With your policies now migrated to a Library, you can update policies in Systems, Stacks, and other Libraries/Globals to use data.libraries to reference the Library resource instead of the Global resource, similar to Step 2 above.

It is recommended to first transition single policies or single Systems, Stacks, or Libraries/Globals to test that the updated policies return the same results as before. After confirming policy behavior is correct, update remaining policy library references.

Migrate Global Data Sources

Global Data Sources can be migrated to either a Data Source in a Library (recommended) or a root-level Library Data Source.
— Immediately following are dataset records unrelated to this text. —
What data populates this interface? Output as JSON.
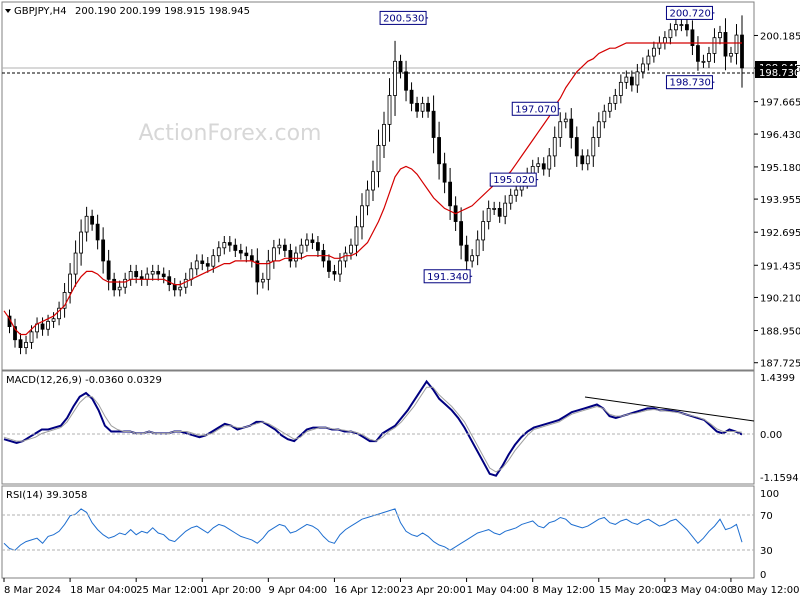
{
  "header": {
    "symbol": "GBPJPY,H4",
    "ohlc": "200.190 200.199 198.915 198.945"
  },
  "watermark": "ActionForex.com",
  "colors": {
    "candle": "#000000",
    "ma": "#d40000",
    "macd": "#000080",
    "signal": "#a0a0a0",
    "rsi": "#1f6fd0",
    "price_tag_bg": "#000000",
    "price_tag_fg": "#ffffff",
    "annotation_box": "#000080"
  },
  "price_axis": {
    "ticks": [
      "200.185",
      "198.945",
      "197.665",
      "196.430",
      "195.180",
      "193.955",
      "192.695",
      "191.435",
      "190.210",
      "188.950",
      "187.725"
    ],
    "current_price": "198.945",
    "level_tag": "198.730"
  },
  "annotations": [
    {
      "label": "200.530",
      "value": 200.53
    },
    {
      "label": "200.720",
      "value": 200.72
    },
    {
      "label": "198.730",
      "value": 198.73
    },
    {
      "label": "197.070",
      "value": 197.07
    },
    {
      "label": "195.020",
      "value": 195.02
    },
    {
      "label": "191.340",
      "value": 191.34
    }
  ],
  "macd_panel": {
    "title": "MACD(12,26,9) -0.0360 0.0329",
    "ticks": [
      "1.4399",
      "0.00",
      "-1.1594"
    ]
  },
  "rsi_panel": {
    "title": "RSI(14) 39.3058",
    "ticks": [
      "100",
      "70",
      "30",
      "0"
    ]
  },
  "time_axis": {
    "labels": [
      "8 Mar 2024",
      "18 Mar 04:00",
      "25 Mar 12:00",
      "1 Apr 20:00",
      "9 Apr 04:00",
      "16 Apr 12:00",
      "23 Apr 20:00",
      "1 May 04:00",
      "8 May 12:00",
      "15 May 20:00",
      "23 May 04:00",
      "30 May 12:00"
    ]
  },
  "chart_data": [
    {
      "type": "candlestick",
      "title": "GBPJPY,H4",
      "ylim": [
        187.6,
        200.85
      ],
      "series": [
        {
          "name": "",
          "values": [
            189.5,
            189.1,
            188.6,
            188.3,
            188.5,
            188.9,
            189.2,
            189.0,
            189.3,
            189.4,
            189.8,
            190.4,
            191.1,
            191.9,
            192.7,
            193.3,
            193.0,
            192.4,
            191.6,
            190.9,
            190.5,
            190.6,
            190.9,
            191.2,
            191.0,
            190.9,
            191.1,
            191.2,
            191.1,
            191.0,
            190.7,
            190.5,
            190.6,
            190.9,
            191.3,
            191.6,
            191.5,
            191.4,
            191.8,
            192.1,
            192.3,
            192.2,
            192.0,
            191.9,
            191.8,
            191.6,
            190.8,
            190.9,
            191.6,
            192.1,
            192.2,
            192.0,
            191.6,
            191.9,
            192.2,
            192.4,
            192.3,
            192.0,
            191.6,
            191.2,
            191.1,
            191.6,
            191.9,
            192.2,
            192.9,
            193.7,
            194.3,
            195.0,
            196.0,
            196.8,
            197.9,
            199.2,
            198.8,
            198.1,
            197.6,
            197.3,
            197.6,
            197.3,
            196.3,
            195.3,
            194.6,
            193.7,
            193.1,
            192.2,
            191.6,
            191.8,
            192.4,
            193.1,
            193.6,
            193.6,
            193.3,
            193.8,
            194.1,
            194.3,
            194.6,
            194.9,
            195.2,
            195.3,
            195.1,
            195.6,
            196.3,
            196.9,
            197.0,
            196.3,
            195.6,
            195.3,
            195.6,
            196.3,
            196.9,
            197.3,
            197.6,
            197.9,
            198.4,
            198.6,
            198.3,
            198.8,
            199.1,
            199.4,
            199.7,
            199.9,
            200.1,
            200.4,
            200.6,
            200.6,
            200.4,
            199.8,
            199.2,
            199.2,
            199.5,
            200.1,
            200.3,
            199.4,
            199.5,
            200.2,
            198.95
          ]
        },
        {
          "name": "",
          "values": [
            189.7,
            189.4,
            189.0,
            188.8,
            188.8,
            189.0,
            189.2,
            189.3,
            189.4,
            189.5,
            189.7,
            189.9,
            190.3,
            190.7,
            191.0,
            191.2,
            191.2,
            191.1,
            190.9,
            190.8,
            190.8,
            190.8,
            190.8,
            190.9,
            190.9,
            190.9,
            190.9,
            190.9,
            190.9,
            190.9,
            190.8,
            190.7,
            190.7,
            190.8,
            190.9,
            191.0,
            191.1,
            191.2,
            191.3,
            191.4,
            191.5,
            191.5,
            191.6,
            191.6,
            191.6,
            191.6,
            191.5,
            191.5,
            191.5,
            191.6,
            191.6,
            191.7,
            191.7,
            191.7,
            191.7,
            191.8,
            191.8,
            191.8,
            191.8,
            191.8,
            191.7,
            191.7,
            191.8,
            191.8,
            191.9,
            192.1,
            192.3,
            192.7,
            193.1,
            193.6,
            194.2,
            194.8,
            195.1,
            195.2,
            195.1,
            194.9,
            194.6,
            194.3,
            194.0,
            193.8,
            193.6,
            193.5,
            193.4,
            193.5,
            193.6,
            193.7,
            193.9,
            194.1,
            194.3,
            194.5,
            194.6,
            194.8,
            195.0,
            195.3,
            195.6,
            195.9,
            196.2,
            196.5,
            196.8,
            197.1,
            197.5,
            197.8,
            198.2,
            198.5,
            198.8,
            199.0,
            199.2,
            199.3,
            199.5,
            199.6,
            199.7,
            199.7,
            199.8,
            199.9,
            199.9,
            199.9,
            199.9,
            199.9,
            199.9,
            199.9,
            199.9,
            199.9,
            199.9,
            199.9,
            199.9,
            199.9,
            199.9,
            199.9,
            199.9,
            199.9,
            199.9,
            199.9,
            199.9,
            199.9,
            199.9
          ]
        }
      ]
    },
    {
      "type": "line",
      "title": "MACD(12,26,9) -0.0360 0.0329",
      "ylim": [
        -1.1594,
        1.4399
      ],
      "series": [
        {
          "name": "",
          "values": [
            -0.15,
            -0.2,
            -0.25,
            -0.2,
            -0.1,
            0.0,
            0.1,
            0.1,
            0.15,
            0.2,
            0.4,
            0.7,
            0.95,
            1.05,
            0.9,
            0.6,
            0.2,
            0.05,
            0.05,
            0.05,
            0.05,
            0.0,
            0.0,
            0.05,
            0.0,
            0.0,
            0.0,
            0.05,
            0.05,
            0.0,
            -0.05,
            -0.1,
            -0.05,
            0.05,
            0.15,
            0.25,
            0.2,
            0.1,
            0.15,
            0.2,
            0.3,
            0.3,
            0.2,
            0.1,
            -0.05,
            -0.15,
            -0.2,
            -0.05,
            0.1,
            0.15,
            0.15,
            0.15,
            0.1,
            0.1,
            0.05,
            0.05,
            0.0,
            -0.1,
            -0.2,
            -0.2,
            0.0,
            0.1,
            0.2,
            0.4,
            0.6,
            0.85,
            1.1,
            1.35,
            1.15,
            0.9,
            0.75,
            0.6,
            0.4,
            0.15,
            -0.15,
            -0.45,
            -0.75,
            -1.05,
            -1.1,
            -0.85,
            -0.55,
            -0.3,
            -0.1,
            0.05,
            0.15,
            0.2,
            0.25,
            0.3,
            0.35,
            0.45,
            0.55,
            0.6,
            0.65,
            0.7,
            0.75,
            0.65,
            0.45,
            0.4,
            0.45,
            0.5,
            0.55,
            0.6,
            0.65,
            0.65,
            0.6,
            0.6,
            0.58,
            0.55,
            0.5,
            0.45,
            0.4,
            0.35,
            0.2,
            0.05,
            0.0,
            0.1,
            0.05,
            -0.03
          ]
        },
        {
          "name": "",
          "values": [
            -0.1,
            -0.15,
            -0.2,
            -0.2,
            -0.15,
            -0.1,
            0.0,
            0.05,
            0.1,
            0.15,
            0.3,
            0.55,
            0.8,
            0.95,
            0.95,
            0.75,
            0.45,
            0.2,
            0.1,
            0.05,
            0.05,
            0.0,
            0.0,
            0.05,
            0.0,
            0.0,
            0.0,
            0.05,
            0.05,
            0.05,
            0.0,
            -0.05,
            -0.05,
            0.0,
            0.1,
            0.2,
            0.2,
            0.15,
            0.15,
            0.2,
            0.25,
            0.3,
            0.25,
            0.15,
            0.05,
            -0.05,
            -0.15,
            -0.1,
            0.05,
            0.1,
            0.15,
            0.15,
            0.12,
            0.1,
            0.08,
            0.05,
            0.02,
            -0.05,
            -0.15,
            -0.2,
            -0.1,
            0.05,
            0.15,
            0.3,
            0.5,
            0.7,
            0.95,
            1.2,
            1.2,
            1.0,
            0.85,
            0.7,
            0.5,
            0.3,
            0.0,
            -0.3,
            -0.6,
            -0.9,
            -1.0,
            -0.9,
            -0.7,
            -0.45,
            -0.25,
            -0.05,
            0.1,
            0.15,
            0.2,
            0.25,
            0.3,
            0.4,
            0.5,
            0.55,
            0.6,
            0.65,
            0.7,
            0.65,
            0.5,
            0.45,
            0.45,
            0.5,
            0.52,
            0.56,
            0.6,
            0.62,
            0.6,
            0.58,
            0.56,
            0.54,
            0.5,
            0.46,
            0.42,
            0.36,
            0.25,
            0.12,
            0.05,
            0.05,
            0.05,
            0.03
          ]
        }
      ]
    },
    {
      "type": "line",
      "title": "RSI(14) 39.3058",
      "ylim": [
        0,
        100
      ],
      "series": [
        {
          "name": "",
          "values": [
            38,
            32,
            30,
            36,
            40,
            42,
            44,
            38,
            46,
            48,
            52,
            60,
            70,
            72,
            78,
            74,
            62,
            54,
            48,
            44,
            46,
            50,
            48,
            54,
            48,
            52,
            50,
            56,
            50,
            48,
            42,
            40,
            46,
            52,
            56,
            58,
            54,
            50,
            56,
            60,
            58,
            54,
            50,
            46,
            44,
            42,
            38,
            44,
            52,
            56,
            60,
            58,
            50,
            52,
            56,
            60,
            58,
            54,
            46,
            40,
            38,
            48,
            54,
            58,
            62,
            66,
            68,
            70,
            72,
            74,
            76,
            78,
            62,
            52,
            48,
            46,
            50,
            46,
            40,
            36,
            34,
            30,
            34,
            38,
            42,
            46,
            50,
            52,
            54,
            50,
            48,
            52,
            54,
            56,
            60,
            62,
            64,
            58,
            56,
            62,
            64,
            68,
            66,
            60,
            58,
            56,
            58,
            62,
            66,
            68,
            62,
            60,
            64,
            66,
            62,
            60,
            64,
            66,
            62,
            58,
            60,
            64,
            66,
            60,
            54,
            46,
            38,
            44,
            52,
            58,
            66,
            54,
            56,
            60,
            39.3
          ]
        }
      ]
    }
  ]
}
While a root-level Library Data Source may be more easily discoverable within the Styra DAS UI, creating a Data Source within a Library provides a number of benefits:

  • Access controls for users, SSO claims, and API tokens
  • Organize Data Sources in nested namespaces
  • Group related Data Sources in a Library

1. Create and Configure Library Data Source

Data Sources contained within a Library can be created either using the UI or the API. In the UI, Create a Library or select an existing Library, click the kebab icon (three dots ⋮) to the right of the Library, select Add Data Source, and configure your Data Source. This can also be accomplished via the UpsertDatasource API for an existing Library. For example, to create a Data Source in a Library named my_helper_data, make the UpsertDatasource API call to /v1/datasources/libraries/my_helper_data/{datasource_name}.

To create a root-level Library Data Source, make an UpsertDatasource API to /v1/datasources/libraries/{datasource_name}.

2. Transition References to the Library Data Source

With your Data Source now migrated to a Library, you can update policies in Systems, Stacks, and other Libraries/Globals to use data.libraries to reference the Library Data Source instead of the Global Data Source. For example, if a policy includes an import like import data.global.my_data_source or a direct reference like foo := data.global.my_data_source, those should be updated to import data.libraries.my_helper_data.my_data_source and foo := data.libraries.my_helper_data.my_data_source, respectively. If your migrated Data Source is a root-level Library Data Source, the policies would reference data.libraries.my_data_source instead.

It is recommended to first transition single policies or single Systems, Stacks, or Libraries/Globals to test that the updated policies return the same results using the Library Data Source as before. After confirming policy behavior is correct, update remaining Data Source references.